Janice Norwesh yanked a red “Saratoga” cap down over her bald head, swung her cancer-weary body into the saddle of a New Holland rescue horse, and set off to help the mare move on with her life, unafraid.
After completing successful chemotherapy treatment for ovarian cancer, the long-retired gallop girl, who rode many greats in her heyday including a Belmont Stakes winner, decided to return to the saddle to help OTTB mare Sunny Emblem.
Sunny, whose nickname is Emma, was rescued in 2011 from the New Holland Auction by Izzy’s Love Equine Rescue in Maryland, and adopted eight months later by Elizabeth De Smet of Westford, Mass. And while the mare has thrived as a pet, it wasn’t until last month that her Thoroughbred mind was unlocked by a woman known in her racetrack days for having the magic touch.
Race name: Sunny Emblem
Sire: Our Emblem
Dam: Sunny Runner, by Root Boy
Foal date: April 6, 2003“The biggest thing in my background is that I was really good with bad horses,” says Norwesh. That and the fact that she rode some of racing’s stars, including Belmont Stakes winner Colonial Affair and Cryptoclearance in her 16-year career. “I was different than the other riders, who the first thing they did was crank up the stirrups. I always dropped my irons and the reins because I knew that no matter what they did, they could buck, they could prop, I wasn’t going to come off.”
That kind of confidence translates easily to a flight animal like a horse. And if the rider is unafraid, they’re also unafraid, she says.
“If a horse senses fear, they’re looking for whatever it is you’re afraid of,” she says, noting that the key to unlocking the horses she has ridden is to use firm corrective aids to alter bad behavior, and to reassure them with her own confidence.
Using riding techniques to redirect the OTTB’s mind—circling, dropping her reins, and walking forward—Norwesh has used what she knows of race training to understand Emma’s mindset, and determine what her bad behavior is saying.
“Emma has a habit of lugging-in when she canters. So, her head will point out, and the left side of her body tries to hit the rail. This can be a symptom of soreness. And since Emma broke her pelvis while breezing, I think she’s a little weak on the back, right,” she says. To help the mare build strength and balance, she incorporated side-reins into lunging exercises, helping her use her body weight evenly.”
In a short time, the mare’s topline and crest has developed beautifully, and she becomes more balanced everyday, she says.

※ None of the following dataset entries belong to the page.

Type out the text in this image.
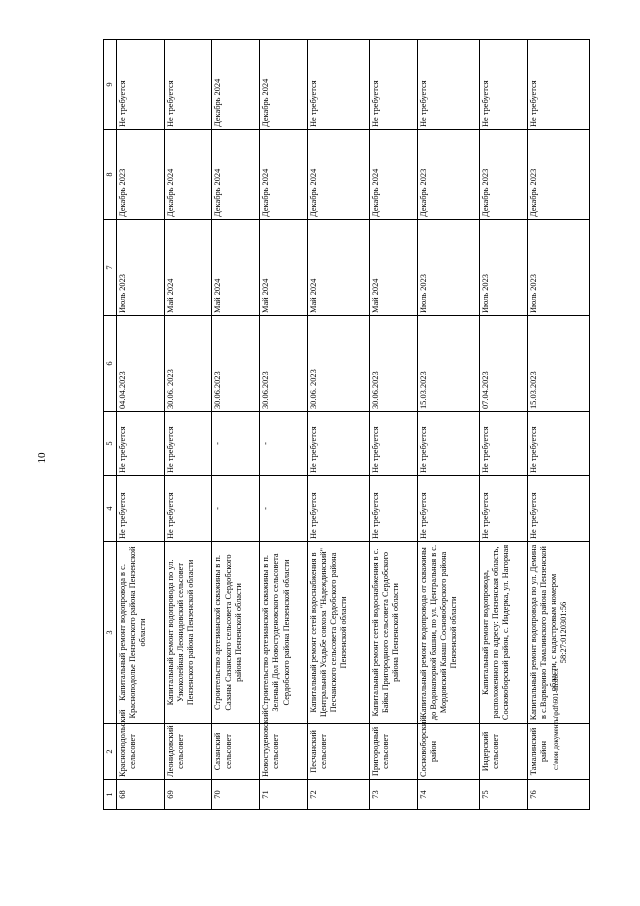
10
1	2	3	4	5	6	7	8	9
68	Красноподольский сельсовет	Капитальный ремонт водопровода в с. Красноподолье Пензенского района Пензенской области	Не требуется	Не требуется	04.04.2023	Июль 2023	Декабрь 2023	Не требуется
69	Леонидовский сельсовет	Капитальный ремонт водопровода по ул. Узкоколейная Леонидовский сельсовет Пензенского района Пензенской области	Не требуется	Не требуется	30.06. 2023	Май 2024	Декабрь 2024	Не требуется
70	Сазанский сельсовет	Строительство артезианской скважины в п. Сазаны Сазанского сельсовета Сердобского района Пензенской области	-	-	30.06.2023	Май 2024	Декабрь 2024	Декабрь 2024
71	Новостуденовский сельсовет	Строительство артезианской скважины в п. Зеленый Дол Новостуденовского сельсовета Сердобского района Пензенской области	-	-	30.06.2023	Май 2024	Декабрь 2024	Декабрь 2024
72	Песчанский сельсовет	Капитальный ремонт сетей водоснабжения в Центральной Усадьбе совхоза "Надеждинский" Песчанского сельсовета Сердобского района Пензенской области	Не требуется	Не требуется	30.06. 2023	Май 2024	Декабрь 2024	Не требуется
73	Пригородный сельсовет	Капитальный ремонт сетей водоснабжения в с. Байка Пригородного сельсовета Сердобского района Пензенской области	Не требуется	Не требуется	30.06.2023	Май 2024	Декабрь 2024	Не требуется
74	Сосновоборский район	Капитальный ремонт водопровода от скважины до Водонапорной башни, по ул. Центральная в с. Мордовский Канаш Сосновоборского района Пензенской области	Не требуется	Не требуется	15.03.2023	Июль 2023	Декабрь 2023	Не требуется
75	Индерский сельсовет	Капитальный ремонт водопровода, расположенного по адресу: Пензенская область, Сосновоборский район, с. Индерка, ул. Нагорная	Не требуется	Не требуется	07.04.2023	Июль 2023	Декабрь 2023	Не требуется
76	Тамалинский район	Капитальный ремонт водопровода по ул. Демина в с.Варварино Тамалинского района Пензенской области, с кадастровым номером 58:27:0120301:56	Не требуется	Не требуется	15.03.2023	Июль 2023	Декабрь 2023	Не требуется
c:\мои документы\pdf\601-nn.docx
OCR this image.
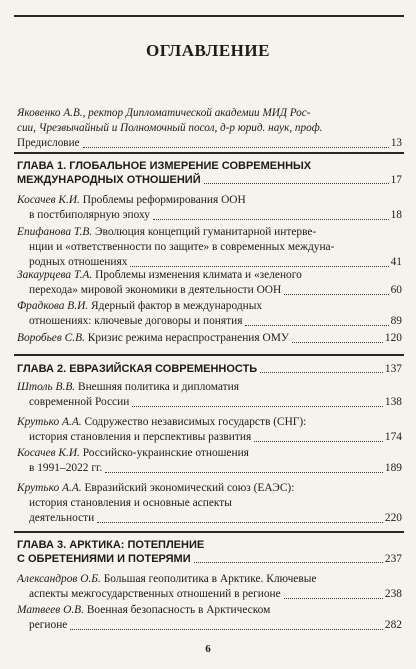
ОГЛАВЛЕНИЕ
Яковенко А.В., ректор Дипломатической академии МИД Рос-
сии, Чрезвычайный и Полномочный посол, д-р юрид. наук, проф.
Предисловие	13
ГЛАВА 1. ГЛОБАЛЬНОЕ ИЗМЕРЕНИЕ СОВРЕМЕННЫХ
МЕЖДУНАРОДНЫХ ОТНОШЕНИЙ	17
Косачев К.И. Проблемы реформирования ООН
в постбиполярную эпоху	18
Епифанова Т.В. Эволюция концепций гуманитарной интерве-
нции и «ответственности по защите» в современных междуна-
родных отношениях	41
Закаурцева Т.А. Проблемы изменения климата и «зеленого
перехода» мировой экономики в деятельности ООН	60
Фрадкова В.И. Ядерный фактор в международных
отношениях: ключевые договоры и понятия	89
Воробьев С.В. Кризис режима нераспространения ОМУ	120
ГЛАВА 2. ЕВРАЗИЙСКАЯ СОВРЕМЕННОСТЬ	137
Штоль В.В. Внешняя политика и дипломатия
современной России	138
Крутько А.А. Содружество независимых государств (СНГ):
история становления и перспективы развития	174
Косачев К.И. Российско-украинские отношения
в 1991–2022 гг.	189
Крутько А.А. Евразийский экономический союз (ЕАЭС):
история становления и основные аспекты
деятельности	220
ГЛАВА 3. АРКТИКА: ПОТЕПЛЕНИЕ
С ОБРЕТЕНИЯМИ И ПОТЕРЯМИ	237
Александров О.Б. Большая геополитика в Арктике. Ключевые
аспекты межгосударственных отношений в регионе	238
Матвеев О.В. Военная безопасность в Арктическом
регионе	282
6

And the consistency of work and confidence is helping Emma develop into the riding horse that De Smet has always dreamed of.
Watching Norwesh sit on Emma one recent day, De Smet was brought to tears.
The women have been friends since the 1980’s and 90’s when De Smet worked for Centennial Farms and Norwesh was riding great horses. Though they left the racing business, their friendship endured.
Last month, De Smet watched in awe as her talented friend settled herself on the back of her dearly loved horse. Breathing in the crisp afternoon air, the ladies giggled as Emma put up an initial fuss before walking forward.
The pair had come so far. And here they were once again, absorbing the good feeling that comes of being with a horse.
“When Janice had almost finished with her chemo, she let me know that she wanted to start working with my ‘filly’ because she wanted to get her life back. I was all for it. I’d always known Janice would get along great with Emma because of her background breaking babies and galloping horses,” De Smet says. “She has galloped so many wonderful horses—Cryptoclearance, Aurora, (the dam of ArchArchArch’s sire Arch), Rubiano, Colonial Affair—and was a fantastic horsewoman. I’d been trying for years to get Janice to come down from New Hampshire to meet my Emma.”
And when it finally happened, De Smet says she “hit the jackpot.” She adds, “Seeing Janice healthy again and up on Emma, a friend and a horse I love dearly, made me cry.”